Would Alexander Campbell think that many of the graduates of Bethany College today are believers who are well instructed in the Bible?

J. W. McGarvey is buried in Lexington, Kentucky, where he taught in the college of the Bible. J. W. Mc.Garvey long fought that which, years after his death, has invaded and taken over the college where he taught.

This has not only happened to colleges in the past, but it will happen to them in the future unless greater diligence is exercised than was in the past. It also happens to congregations. Money has been put in years past, by believers in Christ, into meeting houses which now are occupied by those who repudiate the inspiration of the Scriptures. The buildings still stand but the gospel is not preached in them.

This is discouraging to one; but one must recognize that in his own generation he can only do what he can, and he cannot guarantee a congregation or a college throughout the time which follows him.

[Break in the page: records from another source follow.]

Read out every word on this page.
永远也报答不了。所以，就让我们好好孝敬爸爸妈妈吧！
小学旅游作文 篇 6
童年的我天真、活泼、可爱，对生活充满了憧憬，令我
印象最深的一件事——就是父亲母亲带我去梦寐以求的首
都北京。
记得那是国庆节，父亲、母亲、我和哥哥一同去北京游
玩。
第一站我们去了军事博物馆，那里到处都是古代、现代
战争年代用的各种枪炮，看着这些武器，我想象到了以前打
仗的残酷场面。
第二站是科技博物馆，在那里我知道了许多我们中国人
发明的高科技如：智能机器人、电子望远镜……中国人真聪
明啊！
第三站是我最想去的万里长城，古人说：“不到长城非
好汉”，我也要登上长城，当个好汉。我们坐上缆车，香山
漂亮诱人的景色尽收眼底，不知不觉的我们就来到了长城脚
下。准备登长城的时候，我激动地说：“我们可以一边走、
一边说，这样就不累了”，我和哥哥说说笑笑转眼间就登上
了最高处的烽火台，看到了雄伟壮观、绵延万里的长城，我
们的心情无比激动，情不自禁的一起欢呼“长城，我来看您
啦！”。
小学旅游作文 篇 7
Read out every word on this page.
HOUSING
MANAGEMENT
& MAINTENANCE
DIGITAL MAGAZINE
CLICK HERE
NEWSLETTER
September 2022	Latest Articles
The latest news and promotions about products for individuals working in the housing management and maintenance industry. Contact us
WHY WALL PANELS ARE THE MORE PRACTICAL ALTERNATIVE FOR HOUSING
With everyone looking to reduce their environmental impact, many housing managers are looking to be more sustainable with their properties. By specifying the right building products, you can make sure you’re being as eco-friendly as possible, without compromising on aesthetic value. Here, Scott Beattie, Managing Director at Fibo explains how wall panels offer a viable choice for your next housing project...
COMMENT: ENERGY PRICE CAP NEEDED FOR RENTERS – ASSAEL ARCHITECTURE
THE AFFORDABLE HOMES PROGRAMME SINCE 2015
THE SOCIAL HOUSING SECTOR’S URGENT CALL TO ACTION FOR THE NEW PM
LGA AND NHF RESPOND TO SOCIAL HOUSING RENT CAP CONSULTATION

We are not discouraging putting money into congregations and colleges but we do want to call attention to an area which has been sadly neglected among us. This is the area of books. A book once written wrong will never go right, but a book written right will never go wrong. The author may later in life apostatize, the building in which he wrote may be occupied by those who deny all that he taught, but the book will go on teaching the message of truth which he wrote. A building may decay or it may be taken over and utilized for purposes foreign to its builders; but a book may never decay. It can be reprinted throughout the centuries and it will not depart from the message it proclaimed the day it was published. Since my teens, I have been convinced of the importance of conveying the gospel through the printed page. This conviction has deepened throughout the decades.

However, churches in most cases have not learned to utilize those who are interested in research and writing. Even when something is published, many brethren who might think of buying the book of the month, or taking a daily newspaper, would not dream of buying a religious book to read or to read and give away. And certainly the vast majority of them have never given consideration to the fact that a tremendous service could be rendered through the support of writers and the arranging for the publication of books for mass distribution. One of the tragedies of our generation was that arrangements were not made to see to it that G. C. Brewer had at least half his time free for writing. I do know that some thought of trying to do this. I do not know what kept this from being carried through to completion. It may have been partly that Brother Brewer was so interested in pulpit preaching that he did not want to take off half time for research and writing. Be that as it may, it is still true that Brother Brewer passed on without writing a number of books which he was capable of writing and which could have continued to serve the brethren today. Long after the building in which he preached has crumbled in the dust or been torn down, Brother Brewer's voice through the printed page will continue to serve.

A million dollars put into a building may do a tremendous amount of good. But somebody also needs to put a million dollars or more into the support of writers and into publication of the books which they produce. A few thousand can make a start. Long after the building will have to be replaced the books will continue to preach through being circulated in the original editions or in reprints. Some may suggest that men in colleges, who have specialized in certain Biblical fields should write. Some of them do. However, before one is too critical of those who don't let us remember that many of them are laden with a number of responsibilities even in addition to a full teaching load.

It takes time to write. It also takes money to write. It takes money for books, secretarial help, for typewriters, for paper, etc. Someone needs to pay half the salary of a number of men, whom they believe to be qualified, so they can teach half time and spend the additional time in research and writing; or other arrangements such as leaves.

We are not critical of those foundations, for example, which put money into the building of buildings. We need buildings, but buildings finally fall or may be taken over by others. Thus we need some people who will put money into a foundation, or through other channels to produce books which will never fall.